Monday, November 05, 2007

Santa Ordered to "Slim Down For Christmas"

According to, malls have ordered mall Santas to slim down or be refused this Christmas season. Health groups say the saint is setting a bad "example" for children.

Let's do something these groups have apparently forgotten and take a look at the HISTORICAL RECORD on this one. Changing the mall Santas won't change the reality that St. Nick is a bit of a butterball. And no matter how greasy and oily his innards may be or how gridlocked his arteries, by golly he accomplishes his duties. It's not for lack of exercise - Santa's nighttime giving spree once a year, even when averaged over the rest of the year, is formidable.

They'll have to change certain offending passages from Clemente Clark Moore's classic poem. Allow me to have a go:

"He had a tight face, was trim and was tall

Belly shook when he laughed? Not at all! Not at all!

He was threadlike and trim, a jolly old elf

And I thought I could use a few pushups, myself!

From a moment's joy spent with this giver so thin

I had a desire to go hit the gym!"


He's already fat. Let's not go and drive him to drink by misrepresenting his character. Giamatti has the facial expression down pat.


  1. Alice2:05 PM

    I casually found your page via XKCD forums and I felt the need to comment on this entry.

    Believe it or not, Thomas Nast (Gilded Age editorial cartoonist) was the first person to characterize St. Nicholas as a fat, jolly man. If you look at German and British traditions, including Christmas festivals and celebrations, their Santa Claus is still thin.

    The poem may call him round and jolly, but history isn't on your side for this one. :)

  2. Well, I would add that there's no Santa Claus in the first place. Y'know - in the name of accuracy.

    I was being facetious back there, rather than really trying to make any point, as is my wont.

  3. I was speaking about the historical image of Santa Claus--but I guess you missed my point.

  4. Nope. I just didn't explain myself very well. Part of the humor in the post was that the "historical" record for something fictional is, of course, ludicrous. I was playing at being ignorant and knee-jerk in the name of a joke and sounded serious. I've seen pictures of the "original" St. Nick, and am aware that the modern "Santa" is basically a modern creation.
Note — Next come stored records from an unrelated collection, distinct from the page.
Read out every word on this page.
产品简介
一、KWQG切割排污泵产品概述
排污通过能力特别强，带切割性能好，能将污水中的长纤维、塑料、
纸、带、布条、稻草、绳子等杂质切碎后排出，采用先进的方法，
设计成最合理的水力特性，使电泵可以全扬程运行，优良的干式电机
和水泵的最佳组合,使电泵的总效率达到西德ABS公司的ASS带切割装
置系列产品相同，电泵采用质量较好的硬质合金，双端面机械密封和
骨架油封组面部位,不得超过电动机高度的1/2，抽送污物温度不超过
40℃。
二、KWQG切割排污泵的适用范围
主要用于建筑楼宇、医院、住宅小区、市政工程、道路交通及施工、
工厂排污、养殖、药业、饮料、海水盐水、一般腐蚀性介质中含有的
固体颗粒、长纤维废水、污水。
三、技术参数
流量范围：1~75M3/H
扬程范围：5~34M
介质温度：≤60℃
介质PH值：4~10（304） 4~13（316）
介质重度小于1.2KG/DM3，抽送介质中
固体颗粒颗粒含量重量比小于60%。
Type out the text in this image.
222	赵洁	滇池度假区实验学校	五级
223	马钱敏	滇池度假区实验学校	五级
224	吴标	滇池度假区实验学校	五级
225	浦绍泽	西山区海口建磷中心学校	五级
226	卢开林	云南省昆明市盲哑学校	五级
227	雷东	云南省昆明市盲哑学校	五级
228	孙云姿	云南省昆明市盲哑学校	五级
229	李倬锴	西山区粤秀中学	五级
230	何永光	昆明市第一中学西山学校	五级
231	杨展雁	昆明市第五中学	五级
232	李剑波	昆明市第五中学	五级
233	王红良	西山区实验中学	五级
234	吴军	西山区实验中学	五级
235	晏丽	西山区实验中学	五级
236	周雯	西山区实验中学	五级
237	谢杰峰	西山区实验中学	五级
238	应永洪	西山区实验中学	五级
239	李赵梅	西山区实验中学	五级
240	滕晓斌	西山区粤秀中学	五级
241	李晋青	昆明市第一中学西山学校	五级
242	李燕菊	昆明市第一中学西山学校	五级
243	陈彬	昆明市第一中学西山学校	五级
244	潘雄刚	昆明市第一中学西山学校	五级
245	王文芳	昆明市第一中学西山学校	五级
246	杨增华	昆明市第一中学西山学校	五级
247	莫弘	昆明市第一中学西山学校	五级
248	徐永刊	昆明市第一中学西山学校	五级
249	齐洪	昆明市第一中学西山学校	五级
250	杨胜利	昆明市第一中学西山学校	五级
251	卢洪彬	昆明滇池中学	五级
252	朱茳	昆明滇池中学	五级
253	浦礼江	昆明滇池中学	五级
    I think the Clement Clark Moore "account" predates the Nast cartoon, though - the former published in 1823, the latter 1863. "Bowl Full of Jelly" and whatnot.

    I don't blame you for thinking I was being serious - the post wasn't that funny in the first place. I'll try to make the joke more apparent next time.

  5. Alice1:50 PM

    Ah, I see you did your Google and Wikipedia research. Good job, there.

    Tut tut, what poor taste. First you self-depricate, then condescendingly tell me that I don't understand your unfunny jokes. Please try again.

  6. I wasn't trying to be condescending or overly self-deprecating or anything like that. I'm sorry if that came across in any of the text.

    I hope there's no hard feelings - you actually prompted me to do more than a bit of research on ol' Father Christmas :).